Der mutmaßlich islamistische Messerangriff von Mannheim hat die Debatte um die ausgesetzten Abschiebungen nach Afghanistan erneut entfacht.

Gesetzlich herrschen dafür derzeit strenge Rahmenbedingungen. Ein Afghane hatte in Mannheim fünf Teilnehmer einer Kundgebung der islamkritischen Bewegung Pax Europa sowie einen Polizisten mit einem Messer verletzt. Der Beamte erlag später seinen Verletzungen.

Seit der Machtübernahme durch die radikal-islamistischen Taliban in Kabul im August 2021 schiebt Deutschland aber niemanden mehr nach Afghanistan ab. Schon in der Zeit davor hatte man sich wegen der damals schon schwierigen Sicherheitslage darauf verständigt, nur Männer - und bevorzugt Straftäter und sogenannte Terror-Gefährder - unter Zwang nach Kabul zu bringen.

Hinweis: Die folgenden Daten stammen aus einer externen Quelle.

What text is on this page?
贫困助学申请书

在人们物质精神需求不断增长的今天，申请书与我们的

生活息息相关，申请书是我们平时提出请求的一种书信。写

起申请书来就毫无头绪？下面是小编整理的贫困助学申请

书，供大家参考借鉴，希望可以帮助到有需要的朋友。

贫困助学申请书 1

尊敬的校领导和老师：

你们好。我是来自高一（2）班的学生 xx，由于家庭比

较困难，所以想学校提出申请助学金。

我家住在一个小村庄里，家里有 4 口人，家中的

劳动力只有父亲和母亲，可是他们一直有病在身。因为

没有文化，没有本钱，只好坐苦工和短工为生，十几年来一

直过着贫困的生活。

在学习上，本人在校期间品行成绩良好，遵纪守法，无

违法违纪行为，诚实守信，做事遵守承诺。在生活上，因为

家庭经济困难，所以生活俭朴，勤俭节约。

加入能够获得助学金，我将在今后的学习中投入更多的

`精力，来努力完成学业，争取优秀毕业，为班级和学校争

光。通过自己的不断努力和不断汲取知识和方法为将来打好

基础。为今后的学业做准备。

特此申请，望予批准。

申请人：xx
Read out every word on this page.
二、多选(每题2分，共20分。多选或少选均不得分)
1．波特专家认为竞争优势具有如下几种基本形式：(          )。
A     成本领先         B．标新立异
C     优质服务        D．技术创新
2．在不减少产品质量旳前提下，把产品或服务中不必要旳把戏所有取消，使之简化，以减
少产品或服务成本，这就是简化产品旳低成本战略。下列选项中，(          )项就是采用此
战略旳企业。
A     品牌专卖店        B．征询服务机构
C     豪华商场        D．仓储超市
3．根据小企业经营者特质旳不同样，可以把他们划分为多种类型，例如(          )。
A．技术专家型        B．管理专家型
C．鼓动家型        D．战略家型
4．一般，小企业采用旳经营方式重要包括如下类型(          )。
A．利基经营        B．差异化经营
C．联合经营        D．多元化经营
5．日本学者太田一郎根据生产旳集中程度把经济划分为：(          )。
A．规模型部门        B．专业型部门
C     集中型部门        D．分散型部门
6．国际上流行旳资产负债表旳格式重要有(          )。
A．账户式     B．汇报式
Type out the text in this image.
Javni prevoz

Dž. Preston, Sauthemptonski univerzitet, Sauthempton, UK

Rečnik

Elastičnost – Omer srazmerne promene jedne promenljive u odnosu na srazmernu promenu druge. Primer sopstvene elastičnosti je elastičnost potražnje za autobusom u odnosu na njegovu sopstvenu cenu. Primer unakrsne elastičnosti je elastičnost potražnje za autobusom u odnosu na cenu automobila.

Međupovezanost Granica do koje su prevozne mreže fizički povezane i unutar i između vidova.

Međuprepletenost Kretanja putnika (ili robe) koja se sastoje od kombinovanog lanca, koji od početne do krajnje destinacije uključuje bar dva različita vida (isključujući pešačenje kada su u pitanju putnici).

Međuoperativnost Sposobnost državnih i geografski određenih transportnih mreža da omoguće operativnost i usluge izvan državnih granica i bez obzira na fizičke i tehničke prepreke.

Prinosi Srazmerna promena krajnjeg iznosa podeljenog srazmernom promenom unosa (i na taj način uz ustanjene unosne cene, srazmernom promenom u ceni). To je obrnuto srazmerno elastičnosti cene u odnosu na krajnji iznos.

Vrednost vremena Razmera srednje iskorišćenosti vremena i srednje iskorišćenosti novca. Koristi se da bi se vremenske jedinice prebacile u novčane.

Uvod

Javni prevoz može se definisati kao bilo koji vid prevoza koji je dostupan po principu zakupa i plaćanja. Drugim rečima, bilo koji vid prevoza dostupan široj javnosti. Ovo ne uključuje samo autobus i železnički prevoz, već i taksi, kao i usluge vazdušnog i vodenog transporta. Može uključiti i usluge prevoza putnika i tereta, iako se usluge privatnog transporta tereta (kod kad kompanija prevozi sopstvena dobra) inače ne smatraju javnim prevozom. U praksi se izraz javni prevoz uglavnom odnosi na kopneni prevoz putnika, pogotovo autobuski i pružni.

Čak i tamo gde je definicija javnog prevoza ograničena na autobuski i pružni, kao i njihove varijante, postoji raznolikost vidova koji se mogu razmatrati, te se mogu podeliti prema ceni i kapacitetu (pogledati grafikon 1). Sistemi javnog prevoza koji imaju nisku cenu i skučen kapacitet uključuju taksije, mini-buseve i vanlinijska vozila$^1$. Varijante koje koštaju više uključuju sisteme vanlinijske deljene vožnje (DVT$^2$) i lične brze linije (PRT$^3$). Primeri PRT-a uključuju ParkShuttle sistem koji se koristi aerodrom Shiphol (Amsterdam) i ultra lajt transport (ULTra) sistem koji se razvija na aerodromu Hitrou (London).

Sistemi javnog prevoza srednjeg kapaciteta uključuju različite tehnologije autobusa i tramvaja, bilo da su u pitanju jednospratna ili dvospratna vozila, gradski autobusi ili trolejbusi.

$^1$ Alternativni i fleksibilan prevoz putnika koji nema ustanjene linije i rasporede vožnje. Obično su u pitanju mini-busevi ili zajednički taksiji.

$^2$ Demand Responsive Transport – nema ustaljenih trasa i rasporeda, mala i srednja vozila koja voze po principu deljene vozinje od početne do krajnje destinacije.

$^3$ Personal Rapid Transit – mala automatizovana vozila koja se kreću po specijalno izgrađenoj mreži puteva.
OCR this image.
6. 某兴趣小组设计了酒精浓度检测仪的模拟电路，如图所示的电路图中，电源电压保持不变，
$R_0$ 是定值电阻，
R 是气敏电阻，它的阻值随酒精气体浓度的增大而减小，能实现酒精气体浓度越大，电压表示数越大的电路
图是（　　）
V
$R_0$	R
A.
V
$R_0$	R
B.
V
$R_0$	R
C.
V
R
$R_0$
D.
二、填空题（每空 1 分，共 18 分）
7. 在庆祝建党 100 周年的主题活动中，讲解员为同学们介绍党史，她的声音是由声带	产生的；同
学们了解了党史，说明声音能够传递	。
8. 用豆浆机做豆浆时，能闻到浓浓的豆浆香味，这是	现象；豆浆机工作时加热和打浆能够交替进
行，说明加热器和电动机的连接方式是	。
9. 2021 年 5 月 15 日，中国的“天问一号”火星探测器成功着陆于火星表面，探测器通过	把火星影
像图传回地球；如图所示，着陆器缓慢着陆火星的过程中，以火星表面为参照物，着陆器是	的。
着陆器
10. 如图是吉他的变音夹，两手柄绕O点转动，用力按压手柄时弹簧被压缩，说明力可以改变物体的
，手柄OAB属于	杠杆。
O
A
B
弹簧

Zu den vielen Menschen aus Syrien und Afghanistan, die in den vergangenen zehn Jahren als Asylbewerber nach Deutschland gekommen sind, zählen auch einige, die inzwischen in der Bundesrepublik schwere Straftaten begangen haben oder denen die Polizei zutraut, einen Terroranschlag zu begehen. Obwohl die gesetzlichen Hürden für die Abschiebung jener, von denen eine potenzielle Gefahr ausgeht, niedriger sind als bei anderen Ausreisepflichtigen, gibt es rechtliche und praktische Schwierigkeiten.

Grundlage für die Entscheidung der Ausländerbehörden, die sich mit Unterstützung der Bundespolizei um die Abschiebungen kümmern, ist der jeweils aktuelle Lagebericht des Auswärtigen Amts zur Situation im Herkunftsland. Darin geht es beispielsweise um die Frage, ob dort eine Gefahr für Leib und Leben überall und für jeden herrscht oder etwa nur für Oppositionelle oder bestimmte Volksgruppen. Dieser Bericht wird regelmäßig aktualisiert.

Die Innenministerkonferenz (IMK) von Bund und Ländern hatte im vergangenen Dezember als Problem benannt, dass "schwere Straftäter und Gefährder aus relevanten Herkunftsstaaten, vor allem aus Syrien und Afghanistan, trotz bestehender Ausreisepflicht nach wie vor nicht in ihre Herkunftsstaaten abgeschoben werden können".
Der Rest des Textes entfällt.